Bacterial pigments coupled TiO2-carbon nanohybrid: understanding the interfacial effect on enhanced Fluorescence

Deployment of engineered photoactive nanoparticles is of significant contemporary interest. In this context, especially the use of titania ( TiO 2 )-incorporated biomolecules in several solar-driven systems is of greater concern. This paper reports up-regulation of photon capture and enhancement of emission with time, tailoring a pigment-nanohybrid interface. A TiO 2 -carbon nano-hybrid was synthesized using green technology and tailored with pigments, harvested from the bacteria Rhodobacter capsulatus SB1003. The nano-bio-hybrid system shows a significant quantum yield for enhanced emission through absorbing light at 400 nm. The tailored interface is capable of showing an increase in fluorescence enhancement for only bacterial pigments.

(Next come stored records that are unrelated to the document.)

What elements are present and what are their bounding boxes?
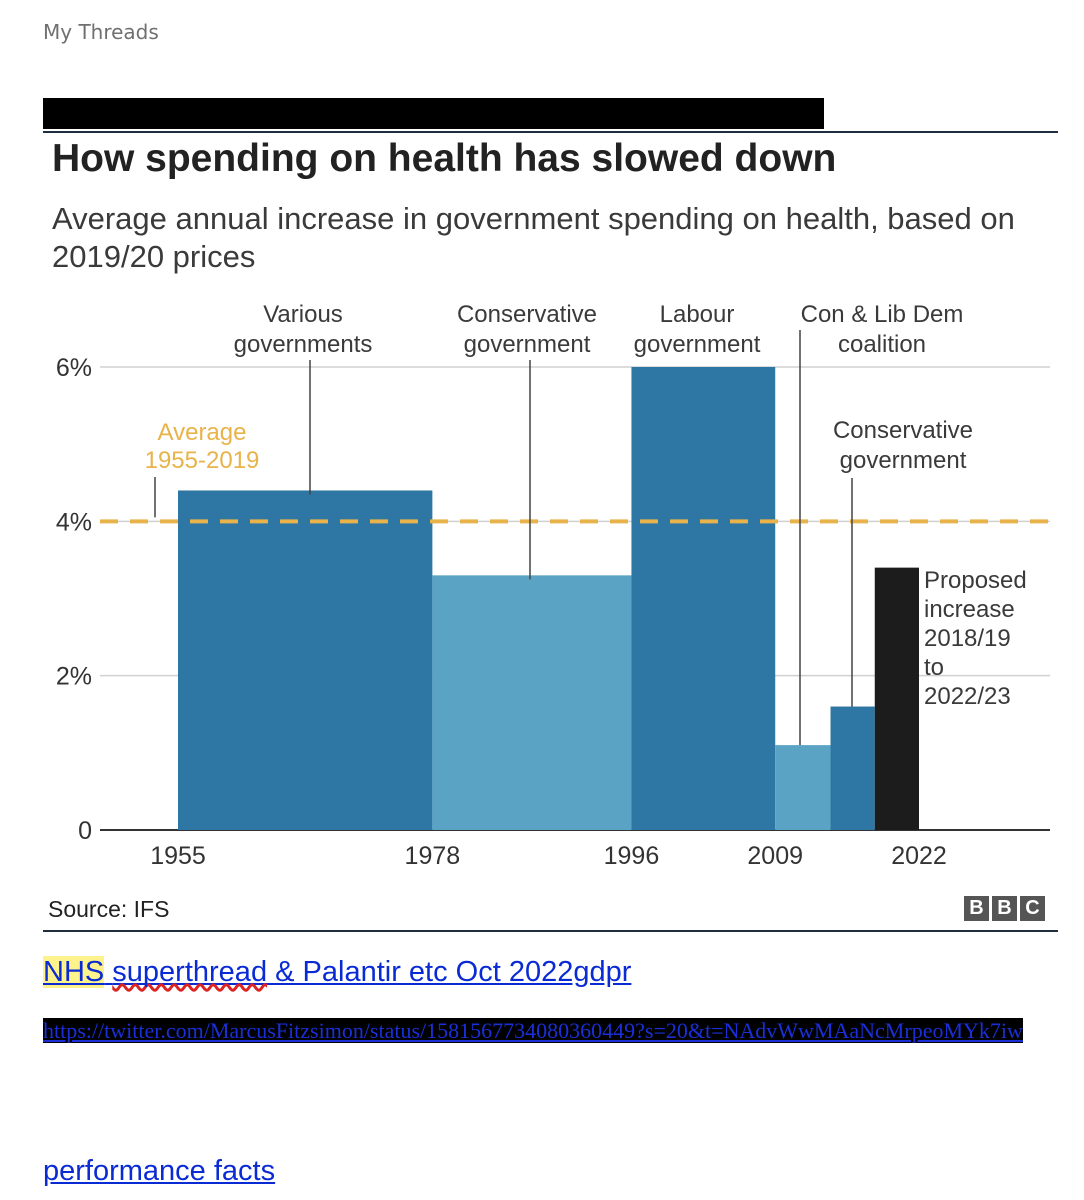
y-tick-label: 4% — [56, 508, 92, 536]
annotation-label: government — [464, 331, 591, 358]
bar — [432, 575, 632, 830]
annotation-label: 2018/19 — [924, 625, 1011, 652]
annotation-label: Conservative — [833, 417, 973, 444]
annotation-label: coalition — [838, 331, 926, 358]
logo-letter: C — [1020, 896, 1045, 921]
annotation-label: governments — [234, 331, 373, 358]
redaction-bar — [43, 98, 824, 129]
annotation-label: Conservative — [457, 301, 597, 328]
thread-title-rest: & Palantir etc Oct 2022gdpr — [267, 956, 632, 988]
annotation-label: to — [924, 654, 944, 681]
x-tick-label: 2009 — [747, 842, 803, 870]
x-tick-label: 1955 — [150, 842, 206, 870]
annotation-label: Proposed — [924, 567, 1027, 594]
x-tick-label: 2022 — [891, 842, 947, 870]
average-label: Average — [158, 419, 247, 446]
twitter-link[interactable]: https://twitter.com/MarcusFitzsimon/stat… — [43, 1016, 1040, 1046]
bbc-logo: B B C — [964, 896, 1045, 921]
twitter-link-text[interactable]: https://twitter.com/MarcusFitzsimon/stat… — [43, 1018, 1023, 1043]
logo-letter: B — [992, 896, 1017, 921]
bar — [874, 567, 919, 830]
bar — [775, 745, 831, 830]
document-title: My Threads — [43, 20, 159, 44]
annotation-label: increase — [924, 596, 1015, 623]
thread-title-misspelled-word: superthread — [112, 956, 268, 988]
y-tick-label: 2% — [56, 663, 92, 691]
x-tick-label: 1996 — [604, 842, 660, 870]
chart-bottom-rule — [43, 930, 1058, 932]
thread-title-link[interactable]: NHS superthread & Palantir etc Oct 2022g… — [43, 956, 631, 989]
chart-source: Source: IFS — [48, 896, 170, 922]
logo-letter: B — [964, 896, 989, 921]
y-tick-label: 0 — [78, 817, 92, 845]
y-tick-label: 6% — [56, 354, 92, 382]
chart-subtitle: Average annual increase in government sp… — [52, 201, 1015, 274]
annotation-label: Con & Lib Dem — [801, 301, 964, 328]
annotation-label: Labour — [660, 301, 735, 328]
annotation-label: government — [634, 331, 761, 358]
bar — [631, 367, 776, 830]
annotation-label: 2022/23 — [924, 683, 1011, 710]
chart-title: How spending on health has slowed down — [52, 137, 837, 180]
performance-facts-link[interactable]: performance facts — [43, 1155, 276, 1187]
bar — [178, 490, 433, 830]
x-tick-label: 1978 — [405, 842, 461, 870]
bar — [830, 706, 875, 830]
annotation-label: Various — [263, 301, 343, 328]
chart-top-rule — [43, 131, 1058, 133]
thread-title-highlight: NHS — [43, 956, 105, 988]
average-label: 1955-2019 — [145, 447, 260, 474]
annotation-label: government — [840, 447, 967, 474]
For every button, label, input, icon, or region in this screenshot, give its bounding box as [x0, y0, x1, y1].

The structural and morphological analysis of the system was correlated using Raman and FTIR spectroscopy, while the fluorescence spectroscopic analysis, provided insights to determine the kinetic parameters of the emitted photons. The study shows the variation of the surface topology of TiO 2 -carbon nanohybrids can alter the photoinduced aggregation dynamics of the tailored pigments, causing differential fluorescence enhancement. In addition, the synergic bonding alters the energy band structure present in the synthesized nano-bio-interface that supports the separation of the induced charges, a affecting the electron-hole recombination. Furthermore, the present investigation provides a green approach to obtain a sustainable tool for regulated photon capture and energy transfer, indicating its application in opto-electronic fields.